Как только все высыпали из машин, на площадку буйно ворвался еще один микроавтобус – отливающий на солнце красавец «мерседес» – вскормленный на хорошем бензине породистый зверь, не чета чахлой омоновской «Газели».
Широкая дверь «мерседеса» отъехала в сторону, и из него один за другим попрыгали на асфальт десять меркурьевцев.
И застыли от удивления.
Напротив них стояли десять омоновцев плюс Яковлев с Коломийцем плюс Турецкий и Никитин.
Последний и выступил вперед:
– В чем дело?
Из кучи меркурьевцев выполз кровожадный Крокодил:
– А че?
Ну не дурак? Разговаривать с начальником горуправления милиции в таком тоне!
Никитин вздохнул и сказал:
– А ну-ка брысь отсюда!
Крокодил покосился на мрачных омоновцев, на огромного и свирепого Яковлева, на маленького, но тоже свирепенького Коломийца, недовольно пробурчал что-то себе под нос, но все же решил не рыпаться и вернулся в кучу сородичей.
– Поехали… – раздался его глухой голос.
Меркурьевцы снова залезли в микроавтобус и умчались.

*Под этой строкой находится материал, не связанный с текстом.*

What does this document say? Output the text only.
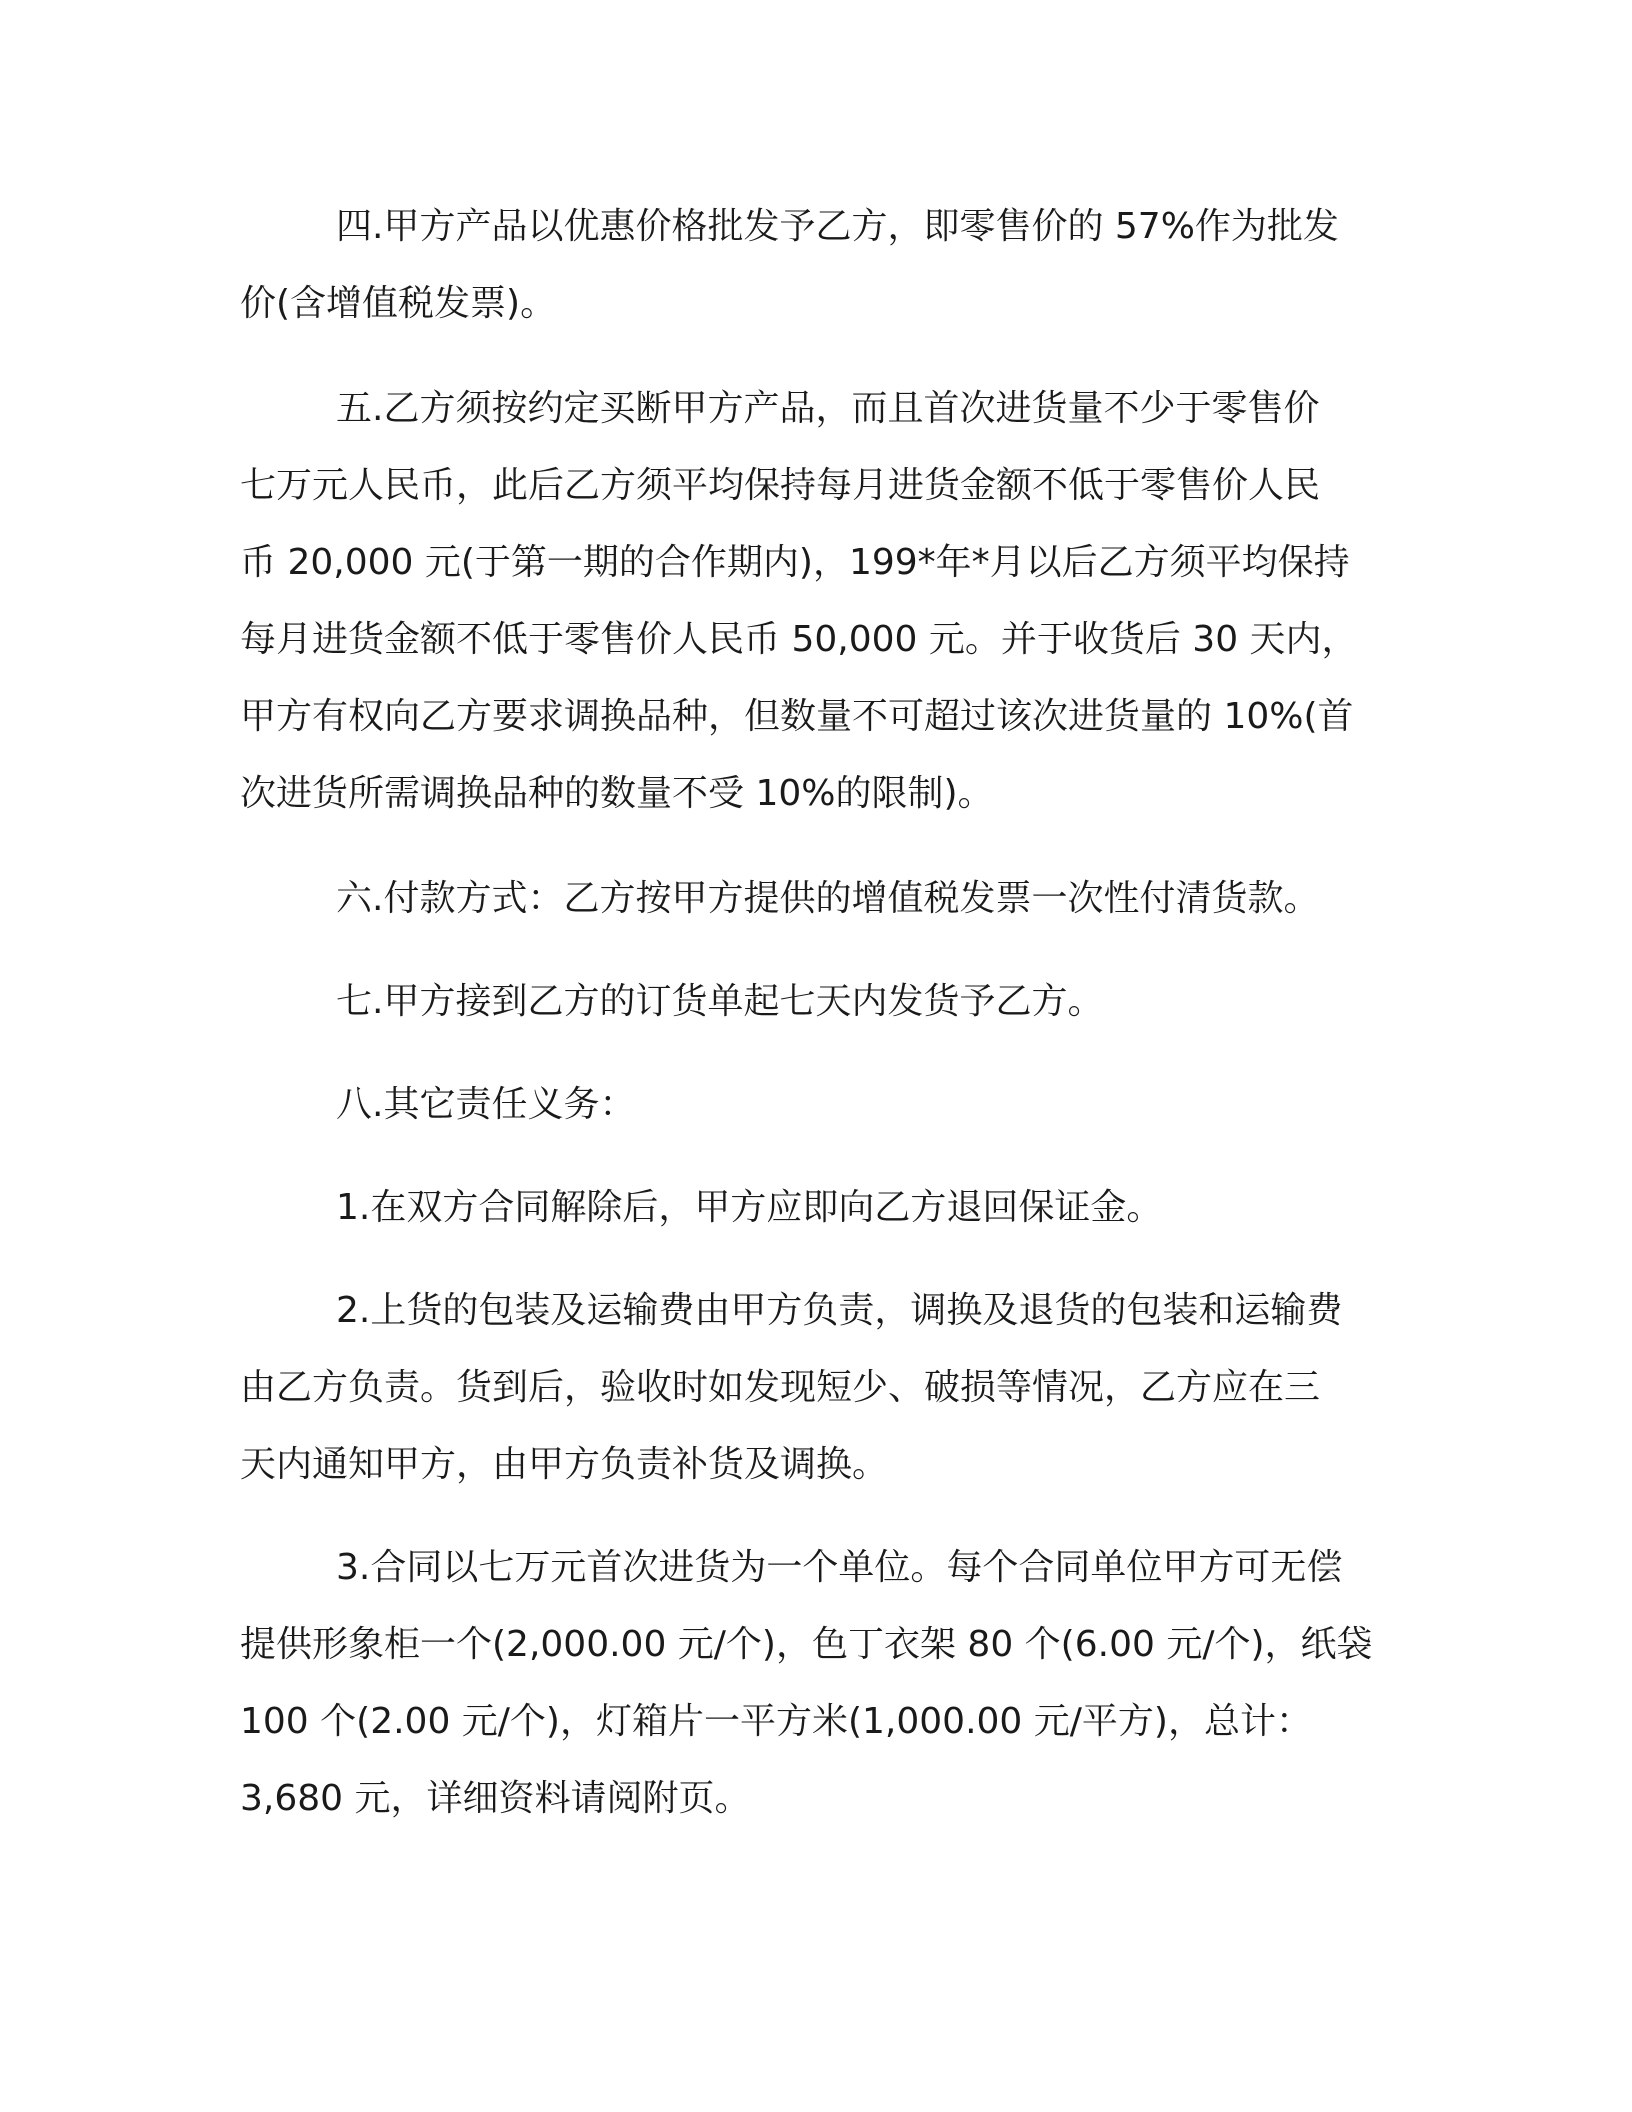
四.甲方产品以优惠价格批发予乙方，即零售价的 57%作为批发
价(含增值税发票)。

五.乙方须按约定买断甲方产品，而且首次进货量不少于零售价
七万元人民币，此后乙方须平均保持每月进货金额不低于零售价人民
币 20,000 元(于第一期的合作期内)，199*年*月以后乙方须平均保持
每月进货金额不低于零售价人民币 50,000 元。并于收货后 30 天内，
甲方有权向乙方要求调换品种，但数量不可超过该次进货量的 10%(首
次进货所需调换品种的数量不受 10%的限制)。

六.付款方式：乙方按甲方提供的增值税发票一次性付清货款。

七.甲方接到乙方的订货单起七天内发货予乙方。

八.其它责任义务：

1.在双方合同解除后，甲方应即向乙方退回保证金。

2.上货的包装及运输费由甲方负责，调换及退货的包装和运输费
由乙方负责。货到后，验收时如发现短少、破损等情况，乙方应在三
天内通知甲方，由甲方负责补货及调换。

3.合同以七万元首次进货为一个单位。每个合同单位甲方可无偿
提供形象柜一个(2,000.00 元/个)，色丁衣架 80 个(6.00 元/个)，纸袋
100 个(2.00 元/个)，灯箱片一平方米(1,000.00 元/平方)，总计：
3,680 元，详细资料请阅附页。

Корнев сорвал с двери щеколду и ворвался в кабинет.
Инги там не было.
Витя даже глазам своим не поверил – может, у него мозги уже так отбиты, что галлюцинации начались?
Не– ет, с ним все нормально. Она просто куда-то спряталась… В шкаф, что ли? Больше же вроде некуда… Или есть куда? Витя повертел головой. Да нет, некуда. Выходит, в шкаф… Витя даже удивился: «Да что же она, совсем дура?»

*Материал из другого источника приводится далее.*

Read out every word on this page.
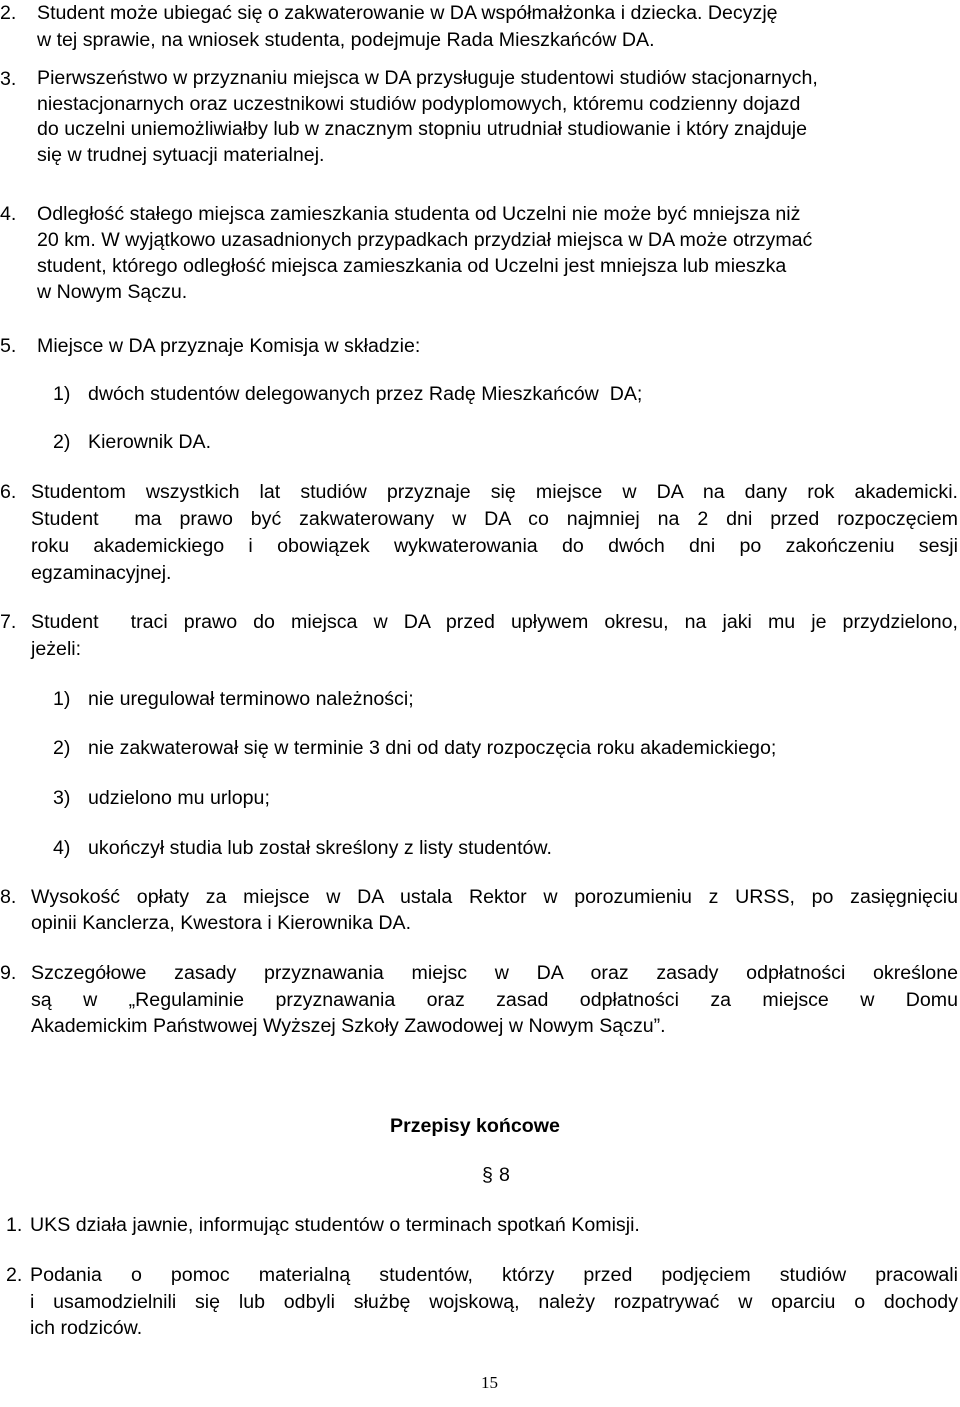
2. Student może ubiegać się o zakwaterowanie w DA współmałżonka i dziecka. Decyzję
w tej sprawie, na wniosek studenta, podejmuje Rada Mieszkańców DA.
3. Pierwszeństwo w przyznaniu miejsca w DA przysługuje studentowi studiów stacjonarnych,
niestacjonarnych oraz uczestnikowi studiów podyplomowych, któremu codzienny dojazd
do uczelni uniemożliwiałby lub w znacznym stopniu utrudniał studiowanie i który znajduje
się w trudnej sytuacji materialnej.
4. Odległość stałego miejsca zamieszkania studenta od Uczelni nie może być mniejsza niż
20 km. W wyjątkowo uzasadnionych przypadkach przydział miejsca w DA może otrzymać
student, którego odległość miejsca zamieszkania od Uczelni jest mniejsza lub mieszka
w Nowym Sączu.
5. Miejsce w DA przyznaje Komisja w składzie:
1) dwóch studentów delegowanych przez Radę Mieszkańców  DA;
2) Kierownik DA.
6. Studentom wszystkich lat studiów przyznaje się miejsce w DA na dany rok akademicki.
Student  ma prawo być zakwaterowany w DA co najmniej na 2 dni przed rozpoczęciem
roku akademickiego i obowiązek wykwaterowania do dwóch dni po zakończeniu sesji
egzaminacyjnej.
7. Student  traci prawo do miejsca w DA przed upływem okresu, na jaki mu je przydzielono,
jeżeli:
1) nie uregulował terminowo należności;
2) nie zakwaterował się w terminie 3 dni od daty rozpoczęcia roku akademickiego;
3) udzielono mu urlopu;
4) ukończył studia lub został skreślony z listy studentów.
8. Wysokość opłaty za miejsce w DA ustala Rektor w porozumieniu z URSS, po zasięgnięciu
opinii Kanclerza, Kwestora i Kierownika DA.
9. Szczegółowe zasady przyznawania miejsc w DA oraz zasady odpłatności określone
są w „Regulaminie przyznawania oraz zasad odpłatności za miejsce w Domu
Akademickim Państwowej Wyższej Szkoły Zawodowej w Nowym Sączu”.
Przepisy końcowe
§ 8
1. UKS działa jawnie, informując studentów o terminach spotkań Komisji.
2. Podania o pomoc materialną studentów, którzy przed podjęciem studiów pracowali
i usamodzielnili się lub odbyli służbę wojskową, należy rozpatrywać w oparciu o dochody
ich rodziców.
15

И тут он заметил крышку подпола.
А! Вот куда она шмыгнула!
Ну это тоже не страшно.
Витя просто забыл про этот подпол. Он исследовал его еще в первый день, при осмотре ресторана. Места там было мало, но и его не нашли чем заполнить, и оно пустовало. Витя даже удивился, зачем вообще нужен подпол в директорском кабинете, но потом предположил, что кабинет тут был не всегда и прежде, в пору процветания ресторана, в этих стенах могли хранить какие-нибудь продукты, а в погребе – соленья.
К слову сказать, так оно и было.
Впрочем, неважно.
Витя шагнул к подполу и стукнул в его крышку ломом:
– Сама выйдешь или как?
Ответа не последовало.
– Ну что же… – усмехнулся Витя. – Я помогу…
Он нагнулся и потянул крышку на себя. Она подалась тяжело и со скрипом. «И как эта худосочная девка ее подняла?» – удивился Витя. Он распахнул вход в подпол полностью и заглянул внутрь.
Удивительно, но там тоже было пусто.
Витя пригнулся еще ниже, даже встал на колени и опустил голову вниз.
Голяк!
Но ведь этого не может быть! Где ж она?!
И тут дверцы шкафа резко раскрылись и из него выскочила Инга.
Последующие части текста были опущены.